# My Puppies 2 weeks old tomorrow



## leoti (Dec 9, 2007)

Louie








Isis








Bruce








Loki








Badger








Shamen


----------



## chestersmum (Sep 18, 2009)

they are just adorable...you must be very proud


----------



## FREE SPIRIT (Jul 8, 2009)

They are so cute


----------



## Spellweaver (Jul 17, 2009)

Anne - they are just beautiful :drool::drool::001_wub::001_wub::drool::drool: and a real credit to you. And I love their names - although calling a border collie puppy Loki is just asking for trouble imo  (for those who don't know Loki is the trickster of the gods!) How can two weeks have passed already??!!


----------



## leoti (Dec 9, 2007)

Spellweaver said:


> Anne - they are just beautiful :drool::drool::001_wub::001_wub::drool::drool: and a real credit to you. And I love their names - although calling a border collie puppy Loki is just asking for trouble imo  (for those who don't know Loki is the trickster of the gods!) How can two weeks have passed already??!!
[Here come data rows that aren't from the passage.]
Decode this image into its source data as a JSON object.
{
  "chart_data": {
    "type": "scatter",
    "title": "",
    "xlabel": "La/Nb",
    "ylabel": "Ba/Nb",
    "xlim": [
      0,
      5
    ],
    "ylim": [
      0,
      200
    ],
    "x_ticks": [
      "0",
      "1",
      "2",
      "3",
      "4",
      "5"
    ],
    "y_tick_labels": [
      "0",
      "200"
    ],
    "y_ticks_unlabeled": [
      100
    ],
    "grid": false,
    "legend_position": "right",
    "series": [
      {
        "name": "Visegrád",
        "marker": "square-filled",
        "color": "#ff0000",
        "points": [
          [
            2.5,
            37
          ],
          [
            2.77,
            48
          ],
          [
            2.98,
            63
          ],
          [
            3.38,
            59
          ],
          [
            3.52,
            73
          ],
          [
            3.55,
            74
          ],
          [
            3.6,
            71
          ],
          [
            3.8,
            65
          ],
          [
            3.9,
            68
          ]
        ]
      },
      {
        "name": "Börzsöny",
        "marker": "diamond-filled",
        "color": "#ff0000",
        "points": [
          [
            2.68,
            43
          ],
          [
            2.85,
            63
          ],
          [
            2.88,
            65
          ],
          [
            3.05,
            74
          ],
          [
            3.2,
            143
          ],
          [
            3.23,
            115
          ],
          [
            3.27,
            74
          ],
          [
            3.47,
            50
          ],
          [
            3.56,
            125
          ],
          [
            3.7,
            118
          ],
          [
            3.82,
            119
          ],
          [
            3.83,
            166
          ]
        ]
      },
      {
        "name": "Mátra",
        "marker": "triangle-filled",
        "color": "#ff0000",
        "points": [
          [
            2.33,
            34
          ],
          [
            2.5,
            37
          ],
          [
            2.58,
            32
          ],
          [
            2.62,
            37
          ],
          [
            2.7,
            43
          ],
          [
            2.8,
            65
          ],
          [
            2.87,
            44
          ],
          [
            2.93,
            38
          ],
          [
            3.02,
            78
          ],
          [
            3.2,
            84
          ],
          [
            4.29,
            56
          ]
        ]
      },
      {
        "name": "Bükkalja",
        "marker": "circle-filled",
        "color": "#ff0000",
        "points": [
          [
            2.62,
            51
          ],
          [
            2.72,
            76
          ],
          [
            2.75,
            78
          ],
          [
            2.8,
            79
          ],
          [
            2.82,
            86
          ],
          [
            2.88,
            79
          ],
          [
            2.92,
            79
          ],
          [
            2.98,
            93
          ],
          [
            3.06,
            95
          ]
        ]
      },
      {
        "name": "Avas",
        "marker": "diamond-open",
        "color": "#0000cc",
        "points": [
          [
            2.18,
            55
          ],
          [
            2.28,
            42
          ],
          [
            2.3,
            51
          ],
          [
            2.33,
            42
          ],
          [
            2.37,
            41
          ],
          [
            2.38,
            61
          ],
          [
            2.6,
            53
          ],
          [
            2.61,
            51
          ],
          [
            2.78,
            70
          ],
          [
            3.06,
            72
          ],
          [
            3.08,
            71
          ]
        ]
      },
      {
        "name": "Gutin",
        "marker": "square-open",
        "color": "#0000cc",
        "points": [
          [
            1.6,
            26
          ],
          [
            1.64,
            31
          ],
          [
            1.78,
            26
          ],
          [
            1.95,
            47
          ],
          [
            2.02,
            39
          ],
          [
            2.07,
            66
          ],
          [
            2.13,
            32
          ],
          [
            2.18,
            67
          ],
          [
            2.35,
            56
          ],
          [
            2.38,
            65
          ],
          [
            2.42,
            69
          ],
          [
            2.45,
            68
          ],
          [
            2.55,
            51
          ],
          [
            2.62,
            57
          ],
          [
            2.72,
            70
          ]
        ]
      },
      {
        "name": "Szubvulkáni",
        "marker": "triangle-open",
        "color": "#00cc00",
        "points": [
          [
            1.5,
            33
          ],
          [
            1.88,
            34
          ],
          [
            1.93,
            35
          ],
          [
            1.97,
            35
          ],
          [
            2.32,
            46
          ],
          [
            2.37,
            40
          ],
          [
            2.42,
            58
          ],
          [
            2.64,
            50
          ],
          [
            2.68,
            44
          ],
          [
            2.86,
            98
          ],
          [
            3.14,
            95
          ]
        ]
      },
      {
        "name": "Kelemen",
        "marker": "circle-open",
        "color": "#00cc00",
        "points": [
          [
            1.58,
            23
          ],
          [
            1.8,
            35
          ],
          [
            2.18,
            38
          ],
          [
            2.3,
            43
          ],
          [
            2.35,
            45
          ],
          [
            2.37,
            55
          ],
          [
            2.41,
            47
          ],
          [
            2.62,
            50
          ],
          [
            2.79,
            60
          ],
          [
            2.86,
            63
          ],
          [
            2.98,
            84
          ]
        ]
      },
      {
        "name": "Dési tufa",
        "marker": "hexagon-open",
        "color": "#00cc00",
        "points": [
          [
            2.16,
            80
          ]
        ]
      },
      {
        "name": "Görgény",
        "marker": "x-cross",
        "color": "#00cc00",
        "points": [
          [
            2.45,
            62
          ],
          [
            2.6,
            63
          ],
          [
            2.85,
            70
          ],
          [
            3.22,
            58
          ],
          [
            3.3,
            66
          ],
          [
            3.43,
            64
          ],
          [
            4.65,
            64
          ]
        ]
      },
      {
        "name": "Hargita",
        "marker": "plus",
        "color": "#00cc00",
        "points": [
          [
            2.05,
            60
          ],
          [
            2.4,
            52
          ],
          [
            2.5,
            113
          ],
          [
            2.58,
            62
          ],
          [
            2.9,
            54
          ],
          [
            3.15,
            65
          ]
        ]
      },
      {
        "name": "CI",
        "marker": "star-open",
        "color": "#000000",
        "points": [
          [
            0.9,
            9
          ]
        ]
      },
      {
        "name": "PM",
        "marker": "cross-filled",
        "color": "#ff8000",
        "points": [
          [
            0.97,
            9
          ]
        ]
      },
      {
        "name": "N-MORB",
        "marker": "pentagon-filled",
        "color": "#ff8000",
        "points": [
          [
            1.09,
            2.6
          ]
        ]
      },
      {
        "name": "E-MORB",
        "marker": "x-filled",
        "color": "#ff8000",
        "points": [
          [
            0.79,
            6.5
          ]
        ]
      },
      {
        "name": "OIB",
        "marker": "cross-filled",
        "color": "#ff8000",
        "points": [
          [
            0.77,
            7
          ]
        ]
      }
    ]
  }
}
I dont know were the time has gone Val but there hearing tests and eye tests are all booked and tomorrow they will be wormed for the first time and am so proud of Leoti she is doing a great job with them and i used to own a very loyal GSD called Loki and i like the name they all have good weights the heaviest weighs 2lb 8oz and the lightest weighs 2lb 2oz


----------



## ShannonLouise. (Feb 2, 2009)

I bet they have grown so much from when they where born haha. I love the name Badger and Loki gorgeous 
Have fun! :001_tt2:


----------



## Jazzy (Apr 15, 2009)

Just gorgeous. :001_wub::001_wub::001_wub::001_wub:


----------



## Vixie (Nov 17, 2007)

they are looking gorgeous, I can't believe how quickly the time has gone


----------



## colliemerles (Nov 2, 2007)

they are so cute, just gorgeous,


----------



## Elmo the Bear (Oct 3, 2008)

They're beautiful... loving the name "Shamen"


----------



## Yourgifts Ourgifts (Apr 12, 2009)

Stunning Pics..


----------



## canuckjill (Jun 25, 2008)

Nice chunky puppies....Jill


----------